Первого мая 1968 года папаша Франтишека вытащил из специального сундука, обитого жестью от моли, несколько обветшавший легионерский мундир, доставшийся ему от отца, а следовательно, деда Франтишека, и при неизбежной помощи матушки втиснул в него свой изрядный, взращенный и доведенный до столь солидных размеров регулярным потреблением бутылочного пива живот, нацепил на грудь все дедушкины регалии и двинулся на первую и последнюю в своей жизни демонстрацию. Совершенное им кощунственное мошенничество ничуть его не тяготило. Дедушка давно почил в бозе, и папаша Франтишека рассматривал свое участие в первомайской демонстрации как нечто весьма сходное с военной свадьбой, где на месте жениха выступает подставное лицо. Он гордо вышагивал вместе с остальными, в большинстве своем настоящими легионерами, по улице На Пржикопе и отдавал честь трибуне, установленной напротив Славянского дома. На трибуне стояли высшие представители партии и правительства, впрочем, нельзя сказать, чтобы он им доверял, ибо там стояли одни коммунисты. Однако надежда, что они с матушкой на старости лет снова откроют собственное дело, была сильнее врожденной недоверчивости.

Сейчас, когда с того дня прошло уже более года, папаша уже скумекал, что возмечтал абсолютно беспочвенно и что в этой игре, в которой он совсем не разбирался, ставкой было нечто большее, нежели салоны мод и игорные дома. В полном расстройстве чувств, вызванном последними событиями, Махачек-старший вышвырнул за дверь доктора Котятко, явившегося агитировать его за участие в первомайской демонстрации. Год назад никто за это не агитировал, но при нынешнем раскладе доктор Котятко, не поленившись, незамедлительно состряпал тот самый донос на Франтишека, о котором уже говорилось выше.

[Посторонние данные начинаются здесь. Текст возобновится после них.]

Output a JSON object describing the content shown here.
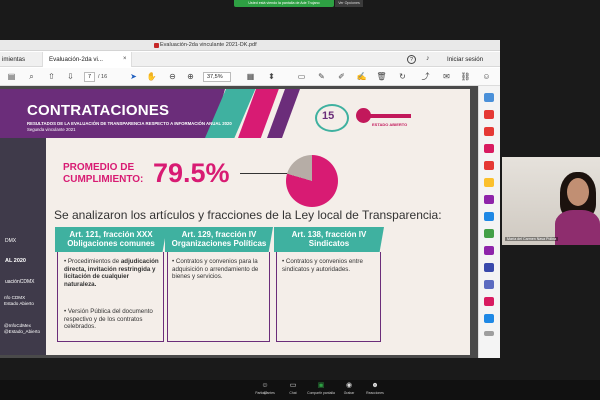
{
  "meeting": {
    "notice": "Usted está viendo la pantalla de Ade Trujano",
    "stop_label": "Ver Opciones",
    "controls": [
      {
        "label": "Participantes",
        "count": "47",
        "icon": "participants-icon"
      },
      {
        "label": "Chat",
        "icon": "chat-icon"
      },
      {
        "label": "Compartir pantalla",
        "icon": "share-screen-icon"
      },
      {
        "label": "Grabar",
        "icon": "record-icon"
      },
      {
        "label": "Reacciones",
        "icon": "reactions-icon"
      }
    ],
    "participant_name": "María del Carmen Nava Polina"
  },
  "acrobat": {
    "window_title": "Evaluación-2da vinculante 2021-DK.pdf",
    "tab_tools": "imientas",
    "tab_doc": "Evaluación-2da vi...",
    "tab_close": "×",
    "signin": "Iniciar sesión",
    "page_current": "7",
    "page_total": "/ 16",
    "zoom": "37,5%"
  },
  "slide": {
    "title": "CONTRATACIONES",
    "subtitle1": "RESULTADOS DE LA EVALUACIÓN DE TRANSPARENCIA RESPECTO A INFORMACIÓN ANUAL 2020",
    "subtitle2": "Segunda vinculante 2021",
    "logo_text": "15",
    "estado_abierto": "ESTADO ABIERTO",
    "promedio_label_1": "PROMEDIO DE",
    "promedio_label_2": "CUMPLIMIENTO:",
    "promedio_value": "79.5%",
    "analysis_text": "Se analizaron los artículos y fracciones de la Ley local de Transparencia:",
    "columns": [
      {
        "head1": "Art. 121, fracción XXX",
        "head2": "Obligaciones comunes",
        "b1_pre": "Procedimientos de ",
        "b1_bold": "adjudicación directa, invitación restringida y licitación de cualquier naturaleza.",
        "b2": "Versión Pública del documento respectivo y de los contratos celebrados."
      },
      {
        "head1": "Art. 129, fracción IV",
        "head2": "Organizaciones Políticas",
        "b1": "Contratos y convenios para la adquisición o arrendamiento de bienes y servicios."
      },
      {
        "head1": "Art. 138, fracción IV",
        "head2": "Sindicatos",
        "b1": "Contratos y convenios entre sindicatos y autoridades."
      }
    ],
    "side_0": "DMX",
    "side_1": "AL 2020",
    "side_2": "uaciónCDMX",
    "side_3a": "nfo CDMX",
    "side_3b": "Estado Abierto",
    "side_4a": "@InfoCdMex",
    "side_4b": "@Estado_Abierto"
  },
  "chart_data": {
    "type": "pie",
    "values": [
      79.5,
      20.5
    ],
    "colors": [
      "#d81b73",
      "#b6ada6"
    ]
  },
  "colors": {
    "purple": "#6b2d7a",
    "magenta": "#d81b73",
    "teal": "#3fb1a0",
    "zoom_green": "#2ea043"
  }
}
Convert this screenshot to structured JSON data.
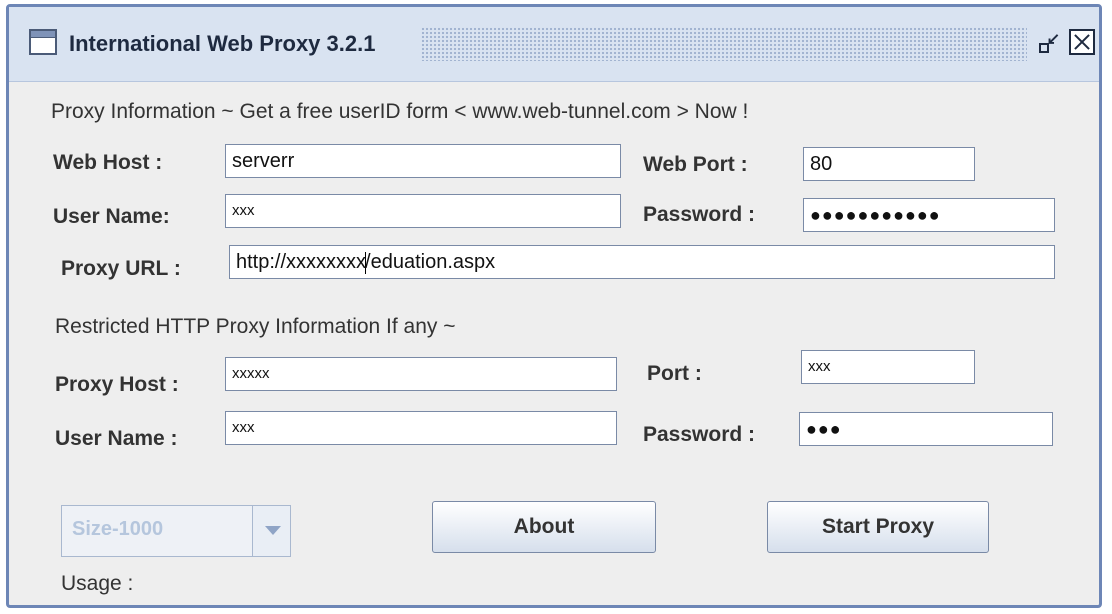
{
  "window": {
    "title": "International Web Proxy 3.2.1"
  },
  "proxy_info": {
    "header": "Proxy  Information ~ Get a free userID form < www.web-tunnel.com > Now !",
    "web_host_label": "Web Host :",
    "web_host_value": "serverr",
    "web_port_label": "Web Port :",
    "web_port_value": "80",
    "user_name_label": "User Name:",
    "user_name_value": "xxx",
    "password_label": "Password :",
    "password_value": "●●●●●●●●●●●",
    "proxy_url_label": "Proxy URL :",
    "proxy_url_before_caret": "http://xxxxxxxx",
    "proxy_url_after_caret": "/eduation.aspx"
  },
  "restricted_info": {
    "header": "Restricted HTTP Proxy Information If any ~",
    "proxy_host_label": "Proxy Host :",
    "proxy_host_value": "xxxxx",
    "port_label": "Port :",
    "port_value": "xxx",
    "user_name_label": "User Name :",
    "user_name_value": "xxx",
    "password_label": "Password :",
    "password_value": "●●●"
  },
  "controls": {
    "size_select_value": "Size-1000",
    "about_label": "About",
    "start_label": "Start Proxy",
    "usage_label": "Usage :"
  }
}
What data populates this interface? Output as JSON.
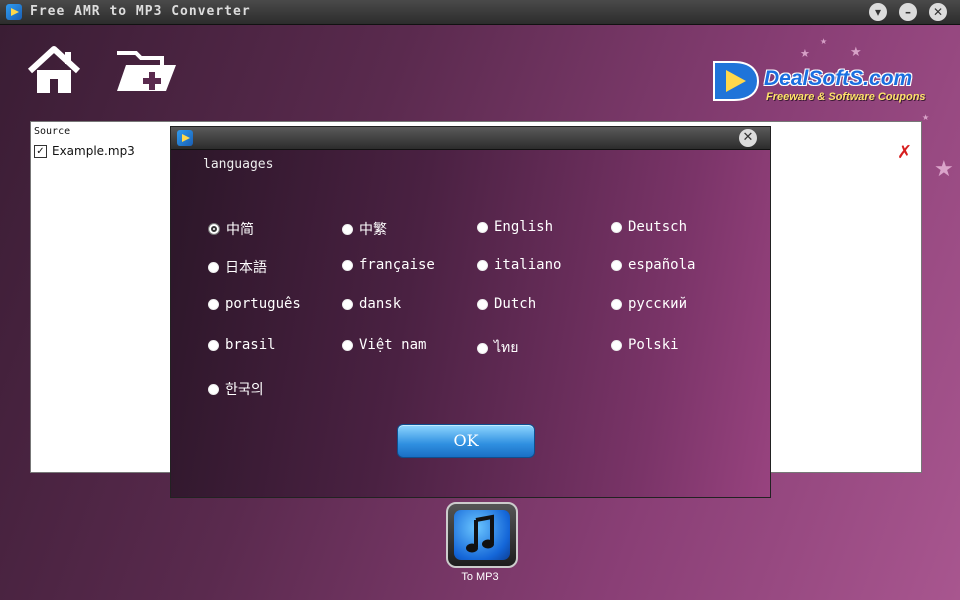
{
  "window": {
    "title": "Free AMR to MP3 Converter",
    "controls": [
      "options-icon",
      "minimize-icon",
      "close-icon"
    ]
  },
  "toolbar": {
    "items": [
      {
        "name": "home-button",
        "icon": "home-icon"
      },
      {
        "name": "add-folder-button",
        "icon": "folder-add-icon"
      }
    ]
  },
  "brand": {
    "name": "DealSoftS.com",
    "tagline": "Freeware & Software Coupons"
  },
  "source": {
    "header": "Source",
    "files": [
      {
        "name": "Example.mp3",
        "checked": true
      }
    ]
  },
  "dialog": {
    "heading": "languages",
    "languages": [
      {
        "label": "中简",
        "selected": true
      },
      {
        "label": "中繁",
        "selected": false
      },
      {
        "label": "English",
        "selected": false
      },
      {
        "label": "Deutsch",
        "selected": false
      },
      {
        "label": "日本語",
        "selected": false
      },
      {
        "label": "française",
        "selected": false
      },
      {
        "label": "italiano",
        "selected": false
      },
      {
        "label": "española",
        "selected": false
      },
      {
        "label": "português",
        "selected": false
      },
      {
        "label": "dansk",
        "selected": false
      },
      {
        "label": "Dutch",
        "selected": false
      },
      {
        "label": "русский",
        "selected": false
      },
      {
        "label": "brasil",
        "selected": false
      },
      {
        "label": "Việt nam",
        "selected": false
      },
      {
        "label": "ไทย",
        "selected": false
      },
      {
        "label": "Polski",
        "selected": false
      },
      {
        "label": "한국의",
        "selected": false
      }
    ],
    "ok_label": "OK"
  },
  "convert": {
    "label": "To MP3",
    "icon": "music-note-icon"
  },
  "colors": {
    "accent_blue": "#2f8fe0",
    "background_purple": "#8a3f76",
    "delete_red": "#d71f1f"
  }
}
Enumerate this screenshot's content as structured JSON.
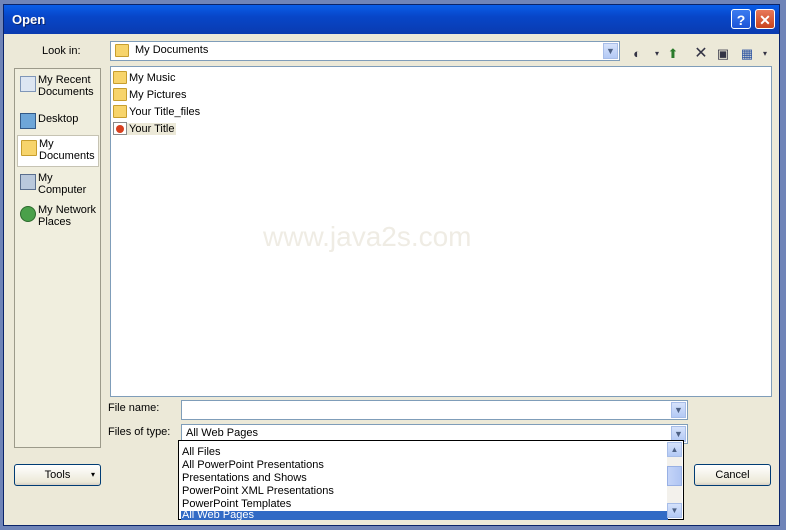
{
  "dialog": {
    "title": "Open"
  },
  "look_in": {
    "label": "Look in:",
    "value": "My Documents"
  },
  "places": [
    {
      "label": "My Recent Documents",
      "icon": "recent-icon"
    },
    {
      "label": "Desktop",
      "icon": "desktop-icon"
    },
    {
      "label": "My Documents",
      "icon": "documents-icon"
    },
    {
      "label": "My Computer",
      "icon": "computer-icon"
    },
    {
      "label": "My Network Places",
      "icon": "network-icon"
    }
  ],
  "files": [
    {
      "name": "My Music"
    },
    {
      "name": "My Pictures"
    },
    {
      "name": "Your Title_files"
    },
    {
      "name": "Your Title"
    }
  ],
  "watermark": "www.java2s.com",
  "file_name": {
    "label": "File name:",
    "value": ""
  },
  "files_of_type": {
    "label": "Files of type:",
    "value": "All Web Pages",
    "options": [
      "All Files",
      "All PowerPoint Presentations",
      "Presentations and Shows",
      "PowerPoint XML Presentations",
      "PowerPoint Templates",
      "All Web Pages"
    ]
  },
  "buttons": {
    "tools": "Tools",
    "cancel": "Cancel"
  }
}
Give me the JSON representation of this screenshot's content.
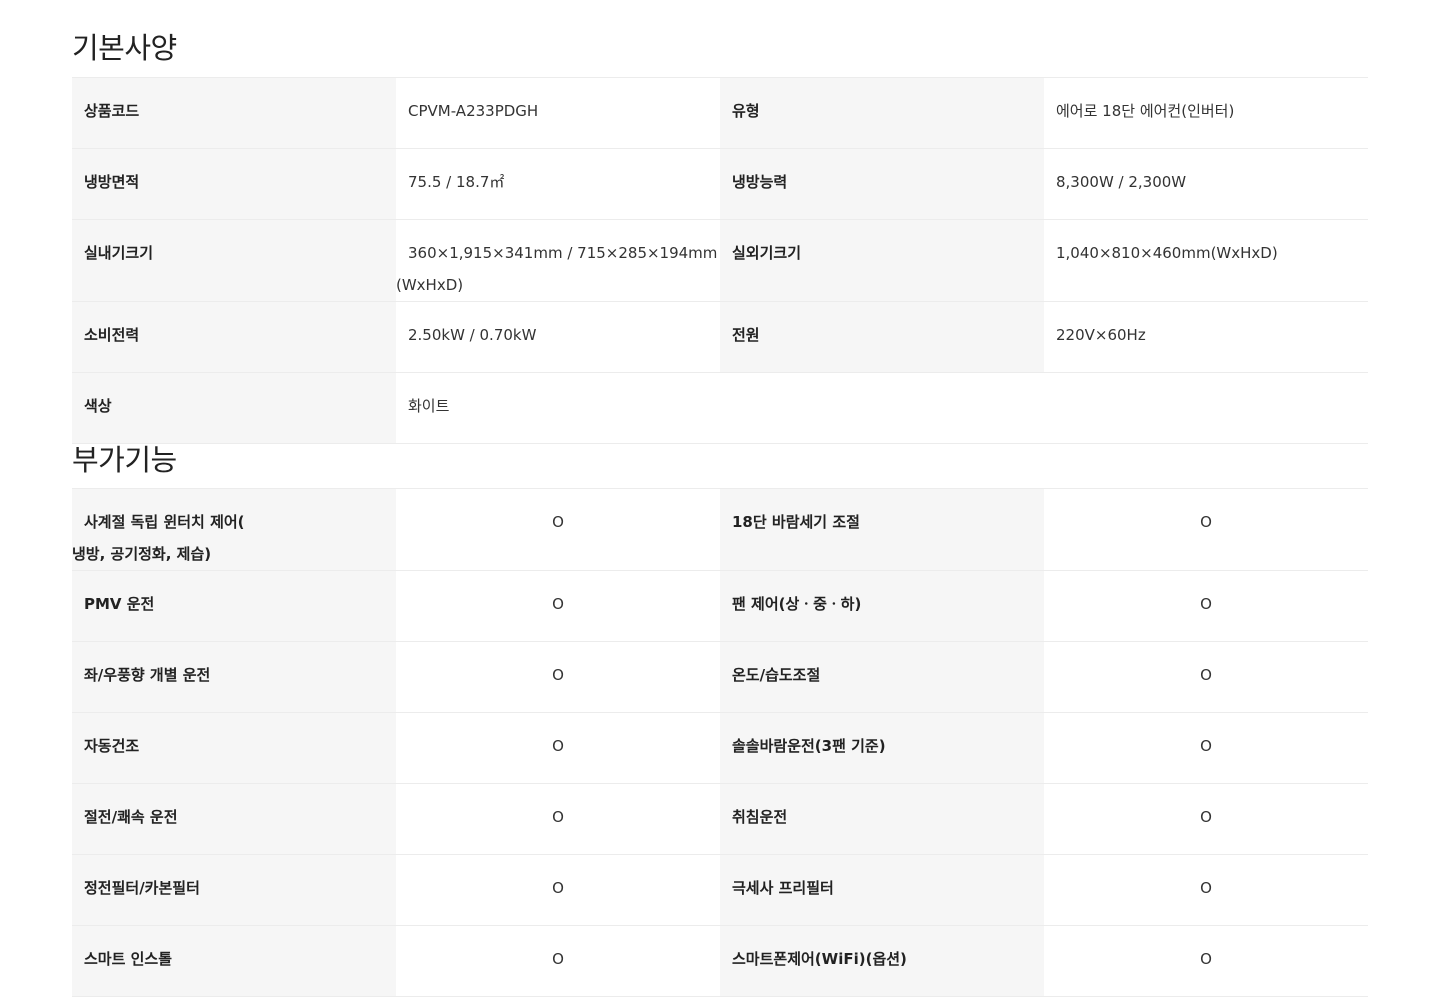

Строго говоря, клещевой энцефалит, сваливший папашу вскоре после сообщения о том, что Франтишек не прошел на приемных экзаменах, явился для Махачека-старшего неким искуплением.

Таким образом, свой последний летний отдых перед работой Франтишек провел у постели выздоравливающего папаши. Повязав носовым платком голый сократовский череп, отец медленно приходил в себя, собирая осколки разбитых надежд. «Бог долго ждет, да больно бьет!» — грозился папаша высокому летнему небу над бродским лесом, в синеве которого время от времени, громыхнув, исчезал «МиГ-21». Отец почему-то был убежден, что именно Франтишек станет орудием мести в его руках. Одному богу известно, что могло вселить в Махачека-старшего подобную уверенность. Потому что Франтишека в тот период больше всего волновала собственная абсолютная — как он считал — девственность, но отнюдь не вопросы консолидации, и вместо газет он втайне зачитывался записками Джакомо Казановы, выпущенными недавно издательством «Одеон» и приобретенными за деньги, сэкономленные на школьных обедах.

Вот почему на работу в театр Франтишек пришел более подкованным в вопросах любви, нежели политики, хотя если не кривить душой, то и тут лишь теоретически. И не удивительно, что в первые дни и недели своей театральной деятельности он выискивал компанию, где разговоры вертелись вокруг секса, а не политики, хотя театр сотрясали страсти обоих направлений.